South Korea stands out as one of the few economies benefiting from a productivity boost linked to artificial intelligence (AI), although escalating tensions between the U.S. and China over semiconductor supplies could pose risks to its growth, according to analysts from Bank of America.
The semiconductor sector comprises 17% of South Korea’s exports, with the nation emerging as a major beneficiary of the AI surge, reporting over a 50% increase in exports year-over-year, as highlighted in a report by Bank of America Global Research. Looking forward, analysts expect that South Korea’s substantial investments in AI research and development and a rising number of AI-related patents will further enhance its role in AI technology adoption.
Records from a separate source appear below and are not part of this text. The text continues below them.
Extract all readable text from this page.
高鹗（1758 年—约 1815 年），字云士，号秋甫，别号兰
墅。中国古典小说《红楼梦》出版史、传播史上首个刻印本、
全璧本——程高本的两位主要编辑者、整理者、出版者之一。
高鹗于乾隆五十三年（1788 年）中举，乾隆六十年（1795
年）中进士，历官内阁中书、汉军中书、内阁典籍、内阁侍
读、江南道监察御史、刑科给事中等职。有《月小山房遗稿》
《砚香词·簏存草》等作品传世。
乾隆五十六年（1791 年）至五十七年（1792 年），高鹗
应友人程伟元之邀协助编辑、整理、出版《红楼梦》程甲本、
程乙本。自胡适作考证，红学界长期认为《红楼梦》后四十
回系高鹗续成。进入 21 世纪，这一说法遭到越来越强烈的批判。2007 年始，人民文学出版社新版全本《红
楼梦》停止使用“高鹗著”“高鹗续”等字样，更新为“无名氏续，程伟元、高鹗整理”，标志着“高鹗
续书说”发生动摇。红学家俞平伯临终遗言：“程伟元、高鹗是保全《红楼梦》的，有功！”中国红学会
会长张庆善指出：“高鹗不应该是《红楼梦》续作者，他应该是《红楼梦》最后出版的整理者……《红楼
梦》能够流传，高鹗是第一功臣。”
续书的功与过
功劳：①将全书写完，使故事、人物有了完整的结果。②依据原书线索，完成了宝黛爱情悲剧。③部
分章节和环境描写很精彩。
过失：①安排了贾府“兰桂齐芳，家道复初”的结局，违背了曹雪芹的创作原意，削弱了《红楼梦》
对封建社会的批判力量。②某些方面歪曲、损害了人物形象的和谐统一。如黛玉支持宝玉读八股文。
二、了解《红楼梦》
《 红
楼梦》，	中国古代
Nonetheless, analysts caution that potential geopolitical conflicts may disrupt the semiconductor supply chain, particularly amid increasing U.S.-China tensions. Although South Korea has managed to diversify its chip exports beyond China, over 30% of its chip exports in 2023 were still directed to China and Hong Kong, with a similar amount shipped to the U.S.
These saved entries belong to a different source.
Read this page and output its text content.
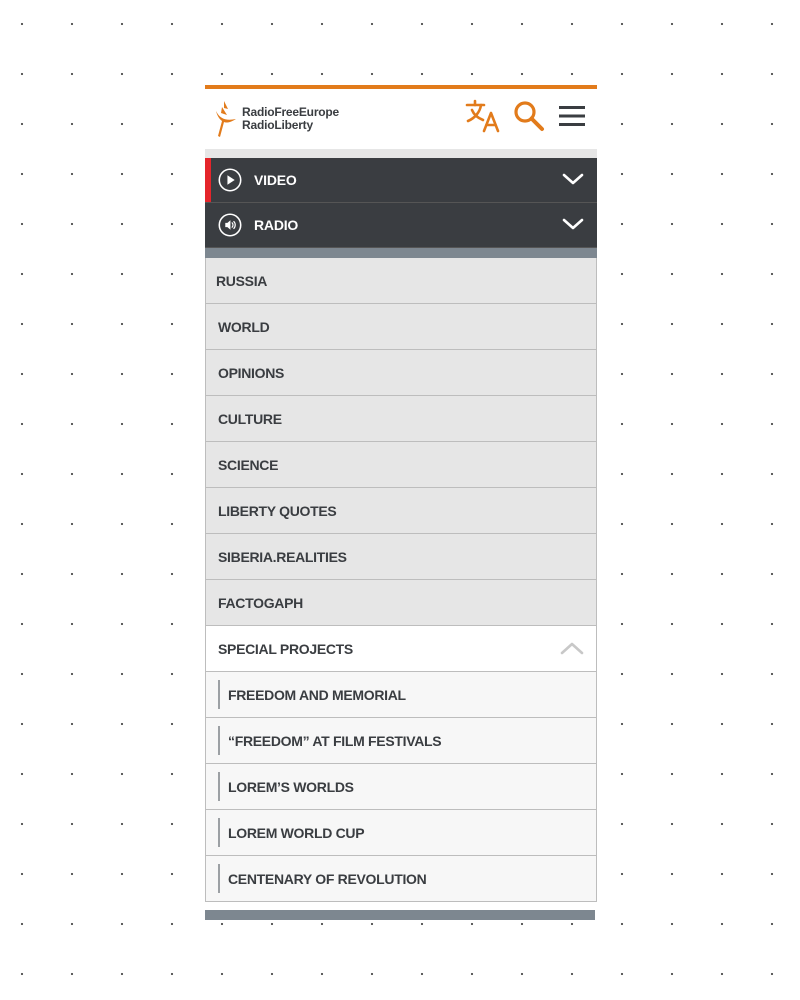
RadioFreeEurope
RadioLiberty
VIDEO
RADIO
RUSSIA
WORLD
OPINIONS
CULTURE
SCIENCE
LIBERTY QUOTES
SIBERIA.REALITIES
FACTOGAPH
SPECIAL PROJECTS
FREEDOM AND MEMORIAL
“FREEDOM” AT FILM FESTIVALS
LOREM’S WORLDS
LOREM WORLD CUP
CENTENARY OF REVOLUTION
Should geopolitical frictions escalate and the U.S. implement tighter trade restrictions on advanced or AI-related chip exports to China, South Korean memory semiconductor exports could face serious setbacks, the Bank of America analysts warned.
Additionally, South Korean chip manufacturers rely on China for certain components and equipment necessary for chip production. Disruptions in this supply chain due to rising tensions could complicate South Korean companies’ access to essential tools for chip manufacturing.
The U.S. has reportedly urged South Korea to limit exports to China of technology and equipment for producing memory and advanced logic chips, specifically those more advanced than 14-nanometer and DRAM memory chips exceeding 18-nanometer technology. South Korean officials are contemplating this request, mindful of the potential impact on major firms like Samsung and SK Hynix, which have operations in China — their largest trading partner.
In a related development, the Biden administration is considering applying a foreign direct product rule that would control exports to allies continuing to supply chip-making tools and equipment to China. This regulation would prevent the export of any goods produced with a defined proportion of U.S. intellectual property components to any country.